Observation is central to the process of conductive pedagogy. And is often often referred to in CE English as 'operative'. I do not know what the original word was in Hungarian and what it may imply more widely in that language. In English, however, though the word is certainly used as both noun and adjective in other contexts,, these do not shed light on what it might mean here for the ordinary English-speaker.

If one looks beyond the meaning, to the sense of the word as it is used here, perhaps the word 'operative' is used to imply that something is operating. What could that be? Presumably it is the process of conduction, the to and fro between the conductor and the learner. Is there a better word than the awkward 'operative'. Possibly the word 'dynamic', giving us 'dynamic observation', something compatible with 'dynamic assessment' as used by some elsewhere, and linking hence with Vygotskii's zone of next development.

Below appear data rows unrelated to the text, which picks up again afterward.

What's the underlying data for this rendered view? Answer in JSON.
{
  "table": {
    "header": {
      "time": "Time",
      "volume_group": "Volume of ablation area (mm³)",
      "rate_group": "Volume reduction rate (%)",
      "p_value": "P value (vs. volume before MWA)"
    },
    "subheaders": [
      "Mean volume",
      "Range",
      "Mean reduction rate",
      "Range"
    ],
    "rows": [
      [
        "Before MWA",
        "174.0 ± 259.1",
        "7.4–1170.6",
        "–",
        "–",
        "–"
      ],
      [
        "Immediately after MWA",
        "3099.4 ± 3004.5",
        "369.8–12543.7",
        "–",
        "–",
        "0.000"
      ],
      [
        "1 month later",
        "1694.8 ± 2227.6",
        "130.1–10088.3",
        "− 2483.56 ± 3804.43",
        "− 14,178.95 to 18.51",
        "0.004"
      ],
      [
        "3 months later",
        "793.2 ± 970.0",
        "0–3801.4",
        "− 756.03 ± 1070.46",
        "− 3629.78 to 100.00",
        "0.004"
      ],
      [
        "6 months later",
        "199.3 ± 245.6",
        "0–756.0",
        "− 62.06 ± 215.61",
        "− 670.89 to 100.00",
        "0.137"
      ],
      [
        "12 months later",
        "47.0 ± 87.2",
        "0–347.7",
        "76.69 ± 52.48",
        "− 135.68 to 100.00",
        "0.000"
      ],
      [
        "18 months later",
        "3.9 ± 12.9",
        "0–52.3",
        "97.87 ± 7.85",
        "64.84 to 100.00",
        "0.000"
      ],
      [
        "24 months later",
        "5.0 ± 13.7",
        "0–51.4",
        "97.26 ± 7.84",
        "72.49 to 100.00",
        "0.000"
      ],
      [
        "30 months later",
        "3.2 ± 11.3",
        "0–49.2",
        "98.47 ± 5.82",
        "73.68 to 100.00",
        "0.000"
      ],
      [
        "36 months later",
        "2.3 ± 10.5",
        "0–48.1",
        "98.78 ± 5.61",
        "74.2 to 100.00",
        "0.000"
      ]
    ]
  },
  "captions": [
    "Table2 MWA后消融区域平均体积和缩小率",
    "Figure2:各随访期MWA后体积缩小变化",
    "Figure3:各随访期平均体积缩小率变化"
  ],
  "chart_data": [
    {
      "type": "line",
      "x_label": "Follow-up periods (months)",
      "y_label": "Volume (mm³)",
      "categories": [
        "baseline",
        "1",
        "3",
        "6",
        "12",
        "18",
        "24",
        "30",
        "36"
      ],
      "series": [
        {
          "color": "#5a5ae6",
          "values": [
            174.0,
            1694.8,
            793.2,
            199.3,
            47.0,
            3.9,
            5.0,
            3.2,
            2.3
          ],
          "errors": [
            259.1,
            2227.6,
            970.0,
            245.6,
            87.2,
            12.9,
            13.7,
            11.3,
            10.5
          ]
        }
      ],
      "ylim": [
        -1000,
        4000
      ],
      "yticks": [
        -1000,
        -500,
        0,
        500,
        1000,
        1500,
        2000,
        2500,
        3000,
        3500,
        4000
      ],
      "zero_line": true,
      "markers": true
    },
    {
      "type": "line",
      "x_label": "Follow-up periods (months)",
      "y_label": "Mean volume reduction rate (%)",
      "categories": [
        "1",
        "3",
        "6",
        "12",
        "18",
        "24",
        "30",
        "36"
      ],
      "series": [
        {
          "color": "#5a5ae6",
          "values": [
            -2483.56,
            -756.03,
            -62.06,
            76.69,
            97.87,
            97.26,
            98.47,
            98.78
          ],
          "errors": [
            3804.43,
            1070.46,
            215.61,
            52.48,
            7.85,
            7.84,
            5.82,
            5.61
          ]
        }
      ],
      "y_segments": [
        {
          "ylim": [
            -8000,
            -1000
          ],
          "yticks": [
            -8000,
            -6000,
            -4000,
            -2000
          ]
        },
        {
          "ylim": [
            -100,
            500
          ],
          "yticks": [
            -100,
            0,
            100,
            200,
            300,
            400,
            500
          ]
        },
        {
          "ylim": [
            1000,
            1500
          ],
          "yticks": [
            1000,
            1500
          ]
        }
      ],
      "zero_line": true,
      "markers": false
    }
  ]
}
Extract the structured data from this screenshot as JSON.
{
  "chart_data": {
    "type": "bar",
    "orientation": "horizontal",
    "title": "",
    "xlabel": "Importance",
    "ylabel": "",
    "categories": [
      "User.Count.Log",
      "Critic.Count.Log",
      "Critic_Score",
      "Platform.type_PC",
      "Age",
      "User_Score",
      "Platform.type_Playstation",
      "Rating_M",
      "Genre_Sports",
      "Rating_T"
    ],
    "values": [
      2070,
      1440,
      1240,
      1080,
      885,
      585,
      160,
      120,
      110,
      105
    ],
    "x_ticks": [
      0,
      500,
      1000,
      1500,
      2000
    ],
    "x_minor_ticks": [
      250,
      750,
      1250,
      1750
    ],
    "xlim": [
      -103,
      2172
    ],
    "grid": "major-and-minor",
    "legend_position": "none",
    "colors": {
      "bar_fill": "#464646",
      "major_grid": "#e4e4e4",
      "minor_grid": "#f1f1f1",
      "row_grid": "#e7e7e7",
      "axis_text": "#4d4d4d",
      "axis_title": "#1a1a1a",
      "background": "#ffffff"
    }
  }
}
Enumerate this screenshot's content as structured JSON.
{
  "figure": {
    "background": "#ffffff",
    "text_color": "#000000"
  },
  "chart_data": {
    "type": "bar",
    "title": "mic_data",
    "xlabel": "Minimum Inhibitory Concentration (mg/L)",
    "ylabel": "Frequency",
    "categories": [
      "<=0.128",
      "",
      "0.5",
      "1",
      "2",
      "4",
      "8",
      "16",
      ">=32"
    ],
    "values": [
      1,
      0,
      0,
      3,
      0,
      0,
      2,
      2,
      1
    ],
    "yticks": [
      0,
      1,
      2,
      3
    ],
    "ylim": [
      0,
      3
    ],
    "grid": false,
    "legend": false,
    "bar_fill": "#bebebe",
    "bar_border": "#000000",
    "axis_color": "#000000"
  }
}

It's probably too late now, though, to rid ourselves of this word. Most conductors will be fixed on 'operative' or, if they are Hungarian, its Hungarian equivalent. Most of those not of the paradigm will continue to ignore what is to them a meaningless bit of jargon and then understand from what they do hear the kind of observation that they know anyway, passively observing things as they are rather than checking and counter-checking how they might be made better.

In 1971, in a very awkward English translation and with an apparently lack of appropriately psycho-pedagogic terms to discuss the matter, Mária Hári, along with Karóly Ákos struggled to explain in a short chapter (chapter 17) that seemed to regard the words 'conductive' and 'operative' as equivalent when applied to observation. The gist of these three or so pages (in the English edition of 1988) can be read as saying that this observation is an extended, skilled, creatively intuitive, wide-ranging variant of dynamic assessment. I know from private conversation years ago that this is something that Reuven Feuerstein so admired about the work of conductors as he had observed it. Praise from a master is praise indeed.

With this in mind, this short chapter crosses from being almost unintelligible to something rather different. Drop the jargon word 'operative', lose the apparently biological word 'reafferentive' (though the better psychological words 'transactive' and 'reciprocal' are almost as bad!). Substitute 'developmental' for the quite wrongly stated word 'biological', as one also has to in Dina. Lose the word 'facilitation ' as this chapter suggests and use instead the equivalent and less ambiguous word 'intervention'. Then perhaps one has here an authoritative statement on what 'observation' means in Conductive Education, to take an articulate place within a universe of other related activities.

It all depends upon what sort of question is prompted by one's paradigm. Not, as H and A put it here (p. 185) 'What can I attribute this to? ' but 'How can I see to it that this disfunctional can do this in in this particular concrete case and in the right way?'
Sorry to bang on here. Thanks for creating the place to do it!.